The reader is the employer. And you are the candidate. Based on the first sentence the reader will judge if it’s worth moving on to round two, or kicking you out the front door.

Here are four tips on writing a first sentence that will grab your readers attention.

Write an open loop

This is also known as a cliffhanger. Before a commercial break, TV shows open a loop to make sure you won’t change the channel. They know that once a loop is opened in your brain, you’ll be desperate to see the end result and therefore keep watching.

Some YouTube creators are good at doing the same thing to get you to work through a mid-roll ad.

Open loops are so powerful that they’ll catch the attention of people not even remotely interested in your content.

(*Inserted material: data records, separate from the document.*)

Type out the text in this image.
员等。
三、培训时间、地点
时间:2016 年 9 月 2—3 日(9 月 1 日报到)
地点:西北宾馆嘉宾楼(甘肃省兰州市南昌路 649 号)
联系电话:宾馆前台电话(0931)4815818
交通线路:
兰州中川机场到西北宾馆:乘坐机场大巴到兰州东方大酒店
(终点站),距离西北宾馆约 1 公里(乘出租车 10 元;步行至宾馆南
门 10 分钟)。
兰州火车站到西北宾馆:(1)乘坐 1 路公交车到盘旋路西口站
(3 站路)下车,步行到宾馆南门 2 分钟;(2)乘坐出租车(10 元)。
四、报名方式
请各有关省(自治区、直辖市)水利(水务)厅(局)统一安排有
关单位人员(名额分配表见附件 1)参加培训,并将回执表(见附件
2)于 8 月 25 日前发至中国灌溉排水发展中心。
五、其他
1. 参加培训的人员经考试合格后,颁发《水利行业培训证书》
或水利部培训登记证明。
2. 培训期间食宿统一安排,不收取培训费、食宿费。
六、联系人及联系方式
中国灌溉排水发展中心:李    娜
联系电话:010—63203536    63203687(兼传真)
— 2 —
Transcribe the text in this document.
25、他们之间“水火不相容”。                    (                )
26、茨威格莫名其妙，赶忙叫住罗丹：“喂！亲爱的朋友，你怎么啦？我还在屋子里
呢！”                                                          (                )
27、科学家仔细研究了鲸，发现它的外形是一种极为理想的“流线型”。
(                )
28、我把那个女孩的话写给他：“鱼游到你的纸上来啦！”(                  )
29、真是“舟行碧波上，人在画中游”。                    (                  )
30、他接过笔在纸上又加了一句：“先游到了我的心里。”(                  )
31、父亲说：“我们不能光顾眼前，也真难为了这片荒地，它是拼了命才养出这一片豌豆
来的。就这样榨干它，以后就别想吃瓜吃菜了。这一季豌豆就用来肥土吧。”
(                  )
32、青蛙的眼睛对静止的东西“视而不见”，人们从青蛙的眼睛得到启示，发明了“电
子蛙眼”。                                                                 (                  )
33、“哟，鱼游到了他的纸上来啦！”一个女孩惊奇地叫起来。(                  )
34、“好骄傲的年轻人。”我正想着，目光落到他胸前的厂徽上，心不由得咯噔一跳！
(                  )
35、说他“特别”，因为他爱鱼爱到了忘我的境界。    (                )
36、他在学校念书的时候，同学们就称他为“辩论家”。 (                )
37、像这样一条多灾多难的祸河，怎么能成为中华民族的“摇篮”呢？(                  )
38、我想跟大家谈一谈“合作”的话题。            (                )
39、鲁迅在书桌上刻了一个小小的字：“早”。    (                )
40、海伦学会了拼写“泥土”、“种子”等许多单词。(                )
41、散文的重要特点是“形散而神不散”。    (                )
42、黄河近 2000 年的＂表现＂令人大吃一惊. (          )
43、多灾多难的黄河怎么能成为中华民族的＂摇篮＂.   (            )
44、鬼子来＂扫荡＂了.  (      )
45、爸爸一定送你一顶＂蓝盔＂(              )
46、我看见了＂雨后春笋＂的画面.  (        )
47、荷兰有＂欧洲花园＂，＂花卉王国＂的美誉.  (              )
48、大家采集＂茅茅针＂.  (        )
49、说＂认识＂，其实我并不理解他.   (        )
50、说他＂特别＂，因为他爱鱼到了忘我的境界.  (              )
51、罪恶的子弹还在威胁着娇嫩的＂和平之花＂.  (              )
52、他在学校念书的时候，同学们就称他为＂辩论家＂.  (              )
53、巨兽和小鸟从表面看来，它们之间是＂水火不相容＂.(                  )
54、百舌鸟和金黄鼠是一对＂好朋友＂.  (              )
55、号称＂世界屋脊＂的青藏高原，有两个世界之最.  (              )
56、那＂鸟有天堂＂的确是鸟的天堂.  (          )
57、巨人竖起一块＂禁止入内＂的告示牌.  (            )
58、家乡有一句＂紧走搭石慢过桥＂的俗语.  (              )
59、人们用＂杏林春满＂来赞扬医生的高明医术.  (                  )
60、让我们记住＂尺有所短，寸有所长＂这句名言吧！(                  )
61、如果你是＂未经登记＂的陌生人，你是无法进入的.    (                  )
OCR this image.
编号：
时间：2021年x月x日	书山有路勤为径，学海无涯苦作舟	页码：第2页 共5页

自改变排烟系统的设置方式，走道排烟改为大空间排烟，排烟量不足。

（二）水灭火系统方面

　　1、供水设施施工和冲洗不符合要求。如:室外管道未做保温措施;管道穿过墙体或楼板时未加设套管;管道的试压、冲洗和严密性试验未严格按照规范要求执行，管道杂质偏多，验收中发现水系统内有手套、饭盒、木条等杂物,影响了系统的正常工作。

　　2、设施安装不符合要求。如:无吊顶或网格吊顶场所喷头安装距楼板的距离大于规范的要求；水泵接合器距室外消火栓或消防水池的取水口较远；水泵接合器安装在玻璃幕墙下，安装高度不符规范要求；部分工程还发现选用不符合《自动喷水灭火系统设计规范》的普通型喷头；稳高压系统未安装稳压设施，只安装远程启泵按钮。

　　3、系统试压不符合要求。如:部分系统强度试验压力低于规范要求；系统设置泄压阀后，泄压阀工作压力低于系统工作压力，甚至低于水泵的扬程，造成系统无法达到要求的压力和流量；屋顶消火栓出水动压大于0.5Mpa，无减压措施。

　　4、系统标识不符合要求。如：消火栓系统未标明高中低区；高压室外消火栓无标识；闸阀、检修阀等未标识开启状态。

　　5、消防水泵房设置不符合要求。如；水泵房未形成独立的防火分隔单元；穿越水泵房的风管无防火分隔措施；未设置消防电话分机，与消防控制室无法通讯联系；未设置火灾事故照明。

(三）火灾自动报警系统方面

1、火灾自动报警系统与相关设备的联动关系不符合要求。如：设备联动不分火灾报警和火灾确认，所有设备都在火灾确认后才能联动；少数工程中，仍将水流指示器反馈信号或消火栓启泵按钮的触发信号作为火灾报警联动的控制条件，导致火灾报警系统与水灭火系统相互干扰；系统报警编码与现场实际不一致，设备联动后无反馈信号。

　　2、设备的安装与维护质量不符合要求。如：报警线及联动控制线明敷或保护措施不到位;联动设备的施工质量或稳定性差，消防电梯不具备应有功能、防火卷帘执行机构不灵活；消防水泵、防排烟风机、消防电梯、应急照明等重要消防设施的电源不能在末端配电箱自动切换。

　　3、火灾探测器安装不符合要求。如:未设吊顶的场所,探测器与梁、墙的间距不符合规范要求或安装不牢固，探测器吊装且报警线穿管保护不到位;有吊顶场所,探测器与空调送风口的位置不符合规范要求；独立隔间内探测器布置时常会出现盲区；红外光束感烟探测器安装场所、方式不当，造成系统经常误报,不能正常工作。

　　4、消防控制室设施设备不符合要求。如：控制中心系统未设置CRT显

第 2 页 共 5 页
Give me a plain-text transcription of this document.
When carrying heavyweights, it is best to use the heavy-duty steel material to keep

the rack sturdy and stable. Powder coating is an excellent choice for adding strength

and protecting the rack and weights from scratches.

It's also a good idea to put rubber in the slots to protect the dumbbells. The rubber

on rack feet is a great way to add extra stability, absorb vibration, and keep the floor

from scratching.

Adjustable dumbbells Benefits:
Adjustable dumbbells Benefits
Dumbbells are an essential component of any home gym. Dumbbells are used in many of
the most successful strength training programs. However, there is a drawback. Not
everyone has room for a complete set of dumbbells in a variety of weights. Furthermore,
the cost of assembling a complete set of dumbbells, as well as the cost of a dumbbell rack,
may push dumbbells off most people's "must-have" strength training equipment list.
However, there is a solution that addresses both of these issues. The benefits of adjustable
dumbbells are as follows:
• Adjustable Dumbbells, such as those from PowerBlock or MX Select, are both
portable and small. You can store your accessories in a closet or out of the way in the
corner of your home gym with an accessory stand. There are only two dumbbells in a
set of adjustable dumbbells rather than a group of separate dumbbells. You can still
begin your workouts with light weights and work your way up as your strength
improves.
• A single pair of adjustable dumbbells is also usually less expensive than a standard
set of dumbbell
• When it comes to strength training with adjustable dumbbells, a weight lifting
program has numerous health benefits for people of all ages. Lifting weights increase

Mention what your audience wants

Make the reader know that they’re not wasting their time. And that you will help them get what they want. Or get it quicker.

Start in the middle

You don’t need to start at the beginning of the story.

Very often, movies start with a scene from the middle or the end of the story plot. Filmmakers know that the first scene’s role is hooking the audience. So, they optimize for that instead of chronological order.

Set expectations

When you want the reader to take action, set a clear expectation in the first sentence. Don’t bury the call to action way down the page. Make the intended action clear from the beginning.